About losing his money, he says, “I was trained as a psychologist, not as a businessman.”

But Shepell still hoped for a measure of goodwill from Morneau. The company adopted the name Morneau Shepell, with a subsidiary called Shepell —”just Shepell!” says Shepell. The company also trademarked Morneau Shepell & Design, MyFuture by Morneau Shepell, and applied in July 2016 to trademark MonFuture par Morneau Shepell. “It’s as if they want to rub it in,” says Shepell.

He wrote to the Minister’s office in 2015, congratulating him on the election and writing, “I would certainly be interested to step into the MorneauShepell and Shepell organization in a capacity that you deem best since you will be away from the organization much of the time in your government obligations.” He did not get a response.

The Minister’s office would not comment on the e-mail or the use of Shepell’s name—“after the election, on Oct. 26, 2015, Minister Morneau resigned from the company and all its subsidiaries and has had no contact with the firm since,” wrote a spokesperson for the minister in an e-mail.

Why is there no mention of Warren Shepell on the company’s website? A spokesperson at Morneau Shepell says the company doesn’t cite any of the individuals linked to acquisitions.

But the name has acquired notoriety in the House of Commons, where it was dropped 477 times during debates since January, including 78 times by finance critic Pierre Poilievre. In the House, MPs are not allowed to address each other directly by name; using the company name is way to get ‘Morneau’ into news soundbites. Poilievre referenced “the Morneau Shepell millionaires”, and the minister’s “billion-dollar family business, Morneau Shepell.” Leader of the Opposition Andrew Scheer called for the finance minister to resign following his dealings with shares of Morneau Shepell.

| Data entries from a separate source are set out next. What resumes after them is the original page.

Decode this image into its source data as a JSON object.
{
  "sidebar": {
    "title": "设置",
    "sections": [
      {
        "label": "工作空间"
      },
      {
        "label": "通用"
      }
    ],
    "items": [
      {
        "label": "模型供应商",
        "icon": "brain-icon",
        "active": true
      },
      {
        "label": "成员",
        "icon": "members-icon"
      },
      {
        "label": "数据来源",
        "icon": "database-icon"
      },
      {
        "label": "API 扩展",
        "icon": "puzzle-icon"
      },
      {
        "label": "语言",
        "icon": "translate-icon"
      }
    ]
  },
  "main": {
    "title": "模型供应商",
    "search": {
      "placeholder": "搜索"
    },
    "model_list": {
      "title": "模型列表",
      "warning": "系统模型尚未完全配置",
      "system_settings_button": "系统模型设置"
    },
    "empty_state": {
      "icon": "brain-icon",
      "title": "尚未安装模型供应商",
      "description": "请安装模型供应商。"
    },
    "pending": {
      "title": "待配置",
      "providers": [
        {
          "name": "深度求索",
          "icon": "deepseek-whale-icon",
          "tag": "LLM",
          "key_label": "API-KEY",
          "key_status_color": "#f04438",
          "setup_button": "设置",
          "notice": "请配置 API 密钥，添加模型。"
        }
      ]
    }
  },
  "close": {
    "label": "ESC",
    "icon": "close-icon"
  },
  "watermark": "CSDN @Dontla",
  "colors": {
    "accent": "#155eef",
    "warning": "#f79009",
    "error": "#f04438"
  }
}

“We’ve had phone calls,” says Shepell’s sister. “People are asking, is Warren in some trouble?” The family hears the name on CBC, CTV, and Global News. Gorchynski says “it’s Morneau Shepell, Morneau Shepell, Morneau Shepell.”

David says his brother deserves compensation. “His name is coming up and up, and he didn’t get nothing from it,” says David. “I don’t think it’s really fair for them to keep saying our name and we’re not very involved.” Although he wishes to get involved in the company, Warren Shepell says, “they want my name, but they don’t want the person.”

Shepell is still healthy enough to do occasional consulting, but “if I were younger, I would move to another country,” he says. “I would move to France or to England. I wouldn’t be reminded of my name being an EAP firm when I don’t have it.”

While Morneau Shepell administers pensions for thousands of companies, Shepell, who not so long ago was a multimillionaire, says he cannot afford to retire. He has furnished his half-price rental residence with plastic chairs, a Canadian Tire dining table and a couch-side stand costing $49.99.

He never asked for recompense from his family, after buying four houses: for David, his niece, brother Charlie and step-brother Joe. “I wish I had more and could help him back again,” says his sister, “but the only thing I can do is, when he comes home again, I can make him sauerkraut pierogis.”